The local church was always directly tied to my everyday life. Many of my friends attended the same church as my family and I found myself spending a large amount of time there with them. Although I made a public profession of faith at the age of 6, my faith was not genuine. I spent the next 10 years immersed in church without ever truly experiencing God for myself. I was seemingly righteous on the outside but spiritually dead on the inside. At the age of 16, God confront me in my sin while I was reading my bible one night. God’s conviction settled on me and years of gospel work on my heart clicked into place. I began to feel a call to ministry that continuously became clearer as I spent time working in various churches.
After graduating from high school, I decided to pursue a Christian studies degree at North Greenville University. During my time there, God began to challenge and stretch my understanding of himself. My view of God expanded and my studies at school encouraged me to begin reading my bible differently. I was given opportunities to serve at several different churches during my time as a student at NGU. Many of these churches varied in size and health, however, they each gave me a greater appreciation for what worshipping God should look like. I found a love for orderly and liturgical approaches to worship, and God has continued to deepen this passion over time. While talking to a friend at college, I found that we shared a very similar childhood salvation experience. Neither one of us had taken the steps to be baptized as true born-again believers and we both began to feel convicted about that as we had been serving in a local church. We were later baptized together and are both serving faithfully in our local churches today.

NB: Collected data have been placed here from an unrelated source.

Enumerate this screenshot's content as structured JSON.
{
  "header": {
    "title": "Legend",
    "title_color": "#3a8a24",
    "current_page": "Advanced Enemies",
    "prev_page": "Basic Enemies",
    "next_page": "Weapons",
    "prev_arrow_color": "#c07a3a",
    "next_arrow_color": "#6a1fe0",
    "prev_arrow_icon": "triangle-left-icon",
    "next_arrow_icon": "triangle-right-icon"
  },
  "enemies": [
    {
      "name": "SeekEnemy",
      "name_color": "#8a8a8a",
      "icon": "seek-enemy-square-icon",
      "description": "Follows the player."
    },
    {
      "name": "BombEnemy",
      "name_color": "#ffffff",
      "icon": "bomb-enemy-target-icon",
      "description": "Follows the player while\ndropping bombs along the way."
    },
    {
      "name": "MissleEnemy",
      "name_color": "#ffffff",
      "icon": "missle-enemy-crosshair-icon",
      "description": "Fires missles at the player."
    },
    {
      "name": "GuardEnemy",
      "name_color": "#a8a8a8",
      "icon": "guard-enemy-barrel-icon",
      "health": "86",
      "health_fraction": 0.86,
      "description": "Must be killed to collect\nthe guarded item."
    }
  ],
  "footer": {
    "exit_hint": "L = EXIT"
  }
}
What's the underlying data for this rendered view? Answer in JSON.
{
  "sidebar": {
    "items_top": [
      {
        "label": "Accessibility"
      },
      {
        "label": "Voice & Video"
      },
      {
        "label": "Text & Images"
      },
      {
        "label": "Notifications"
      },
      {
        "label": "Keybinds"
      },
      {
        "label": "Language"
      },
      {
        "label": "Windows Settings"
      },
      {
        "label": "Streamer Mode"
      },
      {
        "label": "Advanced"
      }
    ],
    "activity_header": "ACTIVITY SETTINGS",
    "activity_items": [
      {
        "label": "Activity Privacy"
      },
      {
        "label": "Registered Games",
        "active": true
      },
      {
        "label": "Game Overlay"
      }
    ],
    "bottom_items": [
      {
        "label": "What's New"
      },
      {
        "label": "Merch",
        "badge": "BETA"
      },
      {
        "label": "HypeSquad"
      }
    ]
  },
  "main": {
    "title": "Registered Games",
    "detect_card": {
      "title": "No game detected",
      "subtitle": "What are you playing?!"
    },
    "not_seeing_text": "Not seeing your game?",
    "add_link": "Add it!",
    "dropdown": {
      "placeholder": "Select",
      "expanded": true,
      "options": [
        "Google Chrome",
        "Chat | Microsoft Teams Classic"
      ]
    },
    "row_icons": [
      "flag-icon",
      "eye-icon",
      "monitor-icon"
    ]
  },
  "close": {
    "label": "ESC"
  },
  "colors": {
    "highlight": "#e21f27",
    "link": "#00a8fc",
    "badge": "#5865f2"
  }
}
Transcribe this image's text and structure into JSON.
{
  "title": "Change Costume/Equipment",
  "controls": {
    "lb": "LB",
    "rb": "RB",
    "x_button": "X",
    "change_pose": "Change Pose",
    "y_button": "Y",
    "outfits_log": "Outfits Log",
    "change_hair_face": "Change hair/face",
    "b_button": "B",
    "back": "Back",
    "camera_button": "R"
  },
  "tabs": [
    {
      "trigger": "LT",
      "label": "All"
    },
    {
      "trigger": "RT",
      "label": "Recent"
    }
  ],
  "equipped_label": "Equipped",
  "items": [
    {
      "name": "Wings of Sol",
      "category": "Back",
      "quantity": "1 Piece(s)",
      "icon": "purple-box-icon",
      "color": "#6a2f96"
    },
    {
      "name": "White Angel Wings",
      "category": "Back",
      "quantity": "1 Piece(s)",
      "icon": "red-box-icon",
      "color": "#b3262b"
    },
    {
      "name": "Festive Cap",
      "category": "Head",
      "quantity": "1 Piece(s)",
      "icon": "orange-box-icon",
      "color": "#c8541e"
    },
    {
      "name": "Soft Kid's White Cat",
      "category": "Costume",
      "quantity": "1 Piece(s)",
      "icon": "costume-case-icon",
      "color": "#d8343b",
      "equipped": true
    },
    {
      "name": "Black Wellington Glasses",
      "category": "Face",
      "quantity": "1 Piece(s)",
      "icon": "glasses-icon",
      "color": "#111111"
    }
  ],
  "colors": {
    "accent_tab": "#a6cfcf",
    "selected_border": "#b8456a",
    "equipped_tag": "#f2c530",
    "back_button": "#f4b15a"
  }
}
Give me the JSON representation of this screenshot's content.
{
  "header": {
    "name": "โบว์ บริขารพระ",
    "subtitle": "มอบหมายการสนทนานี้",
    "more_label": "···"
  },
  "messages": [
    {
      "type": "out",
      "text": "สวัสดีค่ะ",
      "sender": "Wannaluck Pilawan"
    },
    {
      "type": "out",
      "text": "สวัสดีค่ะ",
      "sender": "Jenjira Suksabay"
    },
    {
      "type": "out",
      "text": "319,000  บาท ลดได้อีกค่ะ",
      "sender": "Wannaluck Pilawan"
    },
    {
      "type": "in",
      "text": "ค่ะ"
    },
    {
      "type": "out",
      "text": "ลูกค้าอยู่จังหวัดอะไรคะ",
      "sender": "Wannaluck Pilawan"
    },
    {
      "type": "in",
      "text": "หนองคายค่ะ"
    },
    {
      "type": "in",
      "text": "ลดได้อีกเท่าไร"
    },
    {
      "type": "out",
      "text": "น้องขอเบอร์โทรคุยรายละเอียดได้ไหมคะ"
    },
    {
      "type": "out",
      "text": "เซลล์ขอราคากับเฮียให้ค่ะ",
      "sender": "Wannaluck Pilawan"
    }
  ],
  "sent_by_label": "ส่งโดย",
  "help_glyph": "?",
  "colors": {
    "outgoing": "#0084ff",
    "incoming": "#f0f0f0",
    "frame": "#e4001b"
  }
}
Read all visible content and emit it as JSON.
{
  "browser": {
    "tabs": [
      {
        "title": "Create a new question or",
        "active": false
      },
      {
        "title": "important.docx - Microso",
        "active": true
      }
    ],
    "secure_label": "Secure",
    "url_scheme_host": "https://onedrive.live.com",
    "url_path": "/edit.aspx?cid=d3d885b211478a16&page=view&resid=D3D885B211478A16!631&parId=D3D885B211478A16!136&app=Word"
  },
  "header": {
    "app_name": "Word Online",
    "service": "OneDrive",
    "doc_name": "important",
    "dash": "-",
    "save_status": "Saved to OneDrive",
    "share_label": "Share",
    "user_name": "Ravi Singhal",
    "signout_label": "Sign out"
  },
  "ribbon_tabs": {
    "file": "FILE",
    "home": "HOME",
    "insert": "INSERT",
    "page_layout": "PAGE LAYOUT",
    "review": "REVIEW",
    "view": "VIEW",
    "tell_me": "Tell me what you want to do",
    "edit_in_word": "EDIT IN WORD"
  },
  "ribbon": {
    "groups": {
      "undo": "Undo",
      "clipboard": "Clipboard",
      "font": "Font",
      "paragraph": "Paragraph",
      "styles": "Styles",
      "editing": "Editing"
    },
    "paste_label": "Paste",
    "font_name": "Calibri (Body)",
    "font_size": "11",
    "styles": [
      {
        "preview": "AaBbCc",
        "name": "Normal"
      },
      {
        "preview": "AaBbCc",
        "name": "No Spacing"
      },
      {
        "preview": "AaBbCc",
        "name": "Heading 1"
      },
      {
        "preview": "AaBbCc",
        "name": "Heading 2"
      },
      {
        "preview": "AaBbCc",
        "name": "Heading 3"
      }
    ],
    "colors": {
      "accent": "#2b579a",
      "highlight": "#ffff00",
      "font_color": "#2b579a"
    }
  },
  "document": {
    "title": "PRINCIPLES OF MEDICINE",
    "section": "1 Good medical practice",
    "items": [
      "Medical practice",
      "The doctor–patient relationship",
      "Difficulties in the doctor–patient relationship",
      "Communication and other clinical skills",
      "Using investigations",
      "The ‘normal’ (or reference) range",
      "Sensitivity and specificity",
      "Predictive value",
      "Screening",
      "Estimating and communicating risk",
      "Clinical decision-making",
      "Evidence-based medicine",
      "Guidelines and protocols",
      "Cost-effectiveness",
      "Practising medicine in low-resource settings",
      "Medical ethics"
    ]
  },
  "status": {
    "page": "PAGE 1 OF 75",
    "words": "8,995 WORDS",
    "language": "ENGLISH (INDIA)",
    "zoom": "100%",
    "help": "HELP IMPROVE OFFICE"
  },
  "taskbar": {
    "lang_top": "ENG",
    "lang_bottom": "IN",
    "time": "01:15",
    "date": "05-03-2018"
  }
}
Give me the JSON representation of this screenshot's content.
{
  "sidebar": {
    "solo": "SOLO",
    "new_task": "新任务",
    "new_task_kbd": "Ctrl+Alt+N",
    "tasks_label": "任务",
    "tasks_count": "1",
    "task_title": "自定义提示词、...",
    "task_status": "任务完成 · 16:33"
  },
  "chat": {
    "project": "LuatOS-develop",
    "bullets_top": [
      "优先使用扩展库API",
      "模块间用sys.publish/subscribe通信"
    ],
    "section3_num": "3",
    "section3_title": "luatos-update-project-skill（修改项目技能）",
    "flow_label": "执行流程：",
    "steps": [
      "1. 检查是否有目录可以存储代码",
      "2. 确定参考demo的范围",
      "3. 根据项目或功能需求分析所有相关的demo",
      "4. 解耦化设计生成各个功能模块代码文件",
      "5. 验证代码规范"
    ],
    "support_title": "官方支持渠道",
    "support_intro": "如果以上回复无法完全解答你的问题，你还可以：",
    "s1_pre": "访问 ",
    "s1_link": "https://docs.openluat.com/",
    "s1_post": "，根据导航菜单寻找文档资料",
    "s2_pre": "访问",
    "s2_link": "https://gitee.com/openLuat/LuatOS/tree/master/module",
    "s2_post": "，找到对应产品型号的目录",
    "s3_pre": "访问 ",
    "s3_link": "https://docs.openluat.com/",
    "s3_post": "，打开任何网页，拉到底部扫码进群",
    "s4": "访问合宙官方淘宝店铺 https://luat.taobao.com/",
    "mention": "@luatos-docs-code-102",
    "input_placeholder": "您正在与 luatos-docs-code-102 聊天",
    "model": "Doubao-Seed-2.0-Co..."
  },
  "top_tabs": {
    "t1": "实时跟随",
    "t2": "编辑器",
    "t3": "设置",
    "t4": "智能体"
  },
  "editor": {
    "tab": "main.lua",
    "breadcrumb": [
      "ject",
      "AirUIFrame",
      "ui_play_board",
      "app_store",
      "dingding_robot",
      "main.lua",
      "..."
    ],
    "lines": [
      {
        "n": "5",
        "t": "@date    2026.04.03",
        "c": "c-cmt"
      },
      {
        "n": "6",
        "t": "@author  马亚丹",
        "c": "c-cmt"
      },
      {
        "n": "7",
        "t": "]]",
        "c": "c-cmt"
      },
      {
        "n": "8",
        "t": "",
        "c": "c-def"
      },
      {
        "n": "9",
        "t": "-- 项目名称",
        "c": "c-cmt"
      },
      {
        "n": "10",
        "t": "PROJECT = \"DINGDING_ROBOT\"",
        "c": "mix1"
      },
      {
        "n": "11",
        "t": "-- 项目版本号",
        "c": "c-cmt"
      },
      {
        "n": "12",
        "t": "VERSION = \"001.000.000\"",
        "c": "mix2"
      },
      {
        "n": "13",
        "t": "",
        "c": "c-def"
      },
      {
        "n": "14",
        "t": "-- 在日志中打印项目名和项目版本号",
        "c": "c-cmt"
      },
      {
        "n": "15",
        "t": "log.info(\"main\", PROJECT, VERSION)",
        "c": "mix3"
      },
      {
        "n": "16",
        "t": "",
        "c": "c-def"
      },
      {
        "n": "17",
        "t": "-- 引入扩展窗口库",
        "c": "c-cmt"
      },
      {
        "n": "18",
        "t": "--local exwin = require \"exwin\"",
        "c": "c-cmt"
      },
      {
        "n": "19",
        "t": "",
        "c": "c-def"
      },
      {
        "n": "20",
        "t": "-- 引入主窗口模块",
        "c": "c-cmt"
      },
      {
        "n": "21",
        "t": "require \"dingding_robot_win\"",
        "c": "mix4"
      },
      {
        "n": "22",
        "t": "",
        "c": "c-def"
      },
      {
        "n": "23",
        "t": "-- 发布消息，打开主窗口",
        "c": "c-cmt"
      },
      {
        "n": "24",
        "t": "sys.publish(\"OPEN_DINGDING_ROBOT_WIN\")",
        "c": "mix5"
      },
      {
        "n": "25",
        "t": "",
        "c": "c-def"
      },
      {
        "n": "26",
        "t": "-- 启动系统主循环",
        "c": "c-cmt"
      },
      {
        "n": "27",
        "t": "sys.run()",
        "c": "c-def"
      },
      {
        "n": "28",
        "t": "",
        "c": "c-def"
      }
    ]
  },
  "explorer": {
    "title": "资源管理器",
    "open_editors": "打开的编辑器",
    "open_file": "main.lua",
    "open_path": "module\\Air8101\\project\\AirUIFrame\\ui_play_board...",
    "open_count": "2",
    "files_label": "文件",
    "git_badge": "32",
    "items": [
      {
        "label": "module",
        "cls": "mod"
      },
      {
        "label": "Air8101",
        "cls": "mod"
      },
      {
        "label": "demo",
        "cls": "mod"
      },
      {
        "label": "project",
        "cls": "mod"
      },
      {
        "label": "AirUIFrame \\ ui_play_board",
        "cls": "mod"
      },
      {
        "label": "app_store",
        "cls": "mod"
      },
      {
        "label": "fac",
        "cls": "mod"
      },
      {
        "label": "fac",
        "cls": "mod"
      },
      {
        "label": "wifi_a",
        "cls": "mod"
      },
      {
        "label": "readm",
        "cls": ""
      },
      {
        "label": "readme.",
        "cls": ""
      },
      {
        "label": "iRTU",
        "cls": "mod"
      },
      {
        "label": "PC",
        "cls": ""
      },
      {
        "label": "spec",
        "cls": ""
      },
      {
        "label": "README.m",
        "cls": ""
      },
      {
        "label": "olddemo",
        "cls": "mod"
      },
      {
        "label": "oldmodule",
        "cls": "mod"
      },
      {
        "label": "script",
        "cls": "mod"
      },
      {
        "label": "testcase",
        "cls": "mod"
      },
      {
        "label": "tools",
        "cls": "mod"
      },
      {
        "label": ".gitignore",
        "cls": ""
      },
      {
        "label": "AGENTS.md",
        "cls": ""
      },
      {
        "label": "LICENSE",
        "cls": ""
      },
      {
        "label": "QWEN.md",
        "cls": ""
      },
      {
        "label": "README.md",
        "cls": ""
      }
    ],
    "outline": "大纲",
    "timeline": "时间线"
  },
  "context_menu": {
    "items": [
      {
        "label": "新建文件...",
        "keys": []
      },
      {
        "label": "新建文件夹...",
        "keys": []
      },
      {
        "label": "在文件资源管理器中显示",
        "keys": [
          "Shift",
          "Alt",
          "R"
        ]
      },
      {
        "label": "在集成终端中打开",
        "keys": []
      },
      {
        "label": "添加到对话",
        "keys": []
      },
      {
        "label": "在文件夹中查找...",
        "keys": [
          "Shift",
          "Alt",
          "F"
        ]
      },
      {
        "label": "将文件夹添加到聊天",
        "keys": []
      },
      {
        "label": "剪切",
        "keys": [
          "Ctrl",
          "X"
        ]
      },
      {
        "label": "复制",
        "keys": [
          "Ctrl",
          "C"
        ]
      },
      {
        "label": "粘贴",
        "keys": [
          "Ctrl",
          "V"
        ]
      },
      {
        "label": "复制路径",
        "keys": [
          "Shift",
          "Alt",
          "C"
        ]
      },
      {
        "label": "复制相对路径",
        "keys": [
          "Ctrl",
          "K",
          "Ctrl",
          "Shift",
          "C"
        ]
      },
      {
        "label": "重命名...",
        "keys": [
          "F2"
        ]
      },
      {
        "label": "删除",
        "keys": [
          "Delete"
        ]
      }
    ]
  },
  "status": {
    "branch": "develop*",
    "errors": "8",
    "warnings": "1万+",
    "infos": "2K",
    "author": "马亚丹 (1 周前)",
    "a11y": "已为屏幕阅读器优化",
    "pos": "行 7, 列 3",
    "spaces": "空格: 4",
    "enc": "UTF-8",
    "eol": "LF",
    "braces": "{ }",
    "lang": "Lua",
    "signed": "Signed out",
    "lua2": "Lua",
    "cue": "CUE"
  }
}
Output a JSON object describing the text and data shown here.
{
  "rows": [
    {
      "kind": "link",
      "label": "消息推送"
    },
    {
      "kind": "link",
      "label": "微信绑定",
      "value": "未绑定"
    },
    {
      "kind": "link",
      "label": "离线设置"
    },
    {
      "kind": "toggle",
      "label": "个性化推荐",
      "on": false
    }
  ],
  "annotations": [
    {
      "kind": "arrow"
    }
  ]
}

After God made the call of pastoral ministry and church planting clear to me, my wife and I began to seek out a new church that could invest their time equipping me for these skills. We soon became connected with CFNW and became members in January of 2018. Over the years, my role here at CFNW has evolved and grown. I am now an elder and serve in a wide variety of ways. The past 5 years at CFNW have been some of my most joyful and fruitful times in ministry. I have learned so much, been strengthened, encouraged, and have built deep and lasting relationships with many of our members. The fellowship, accountability, and unity that we have experienced here has made Ashlyn and I both so thankful for CFNW. I am thankful for our church’s missional heart to take the gospel to the ends of the earth, both by way of church planting here in Greenville, and around the world through our missional partners. I eagerly await what God will do next through the family of CFNW in the days ahead.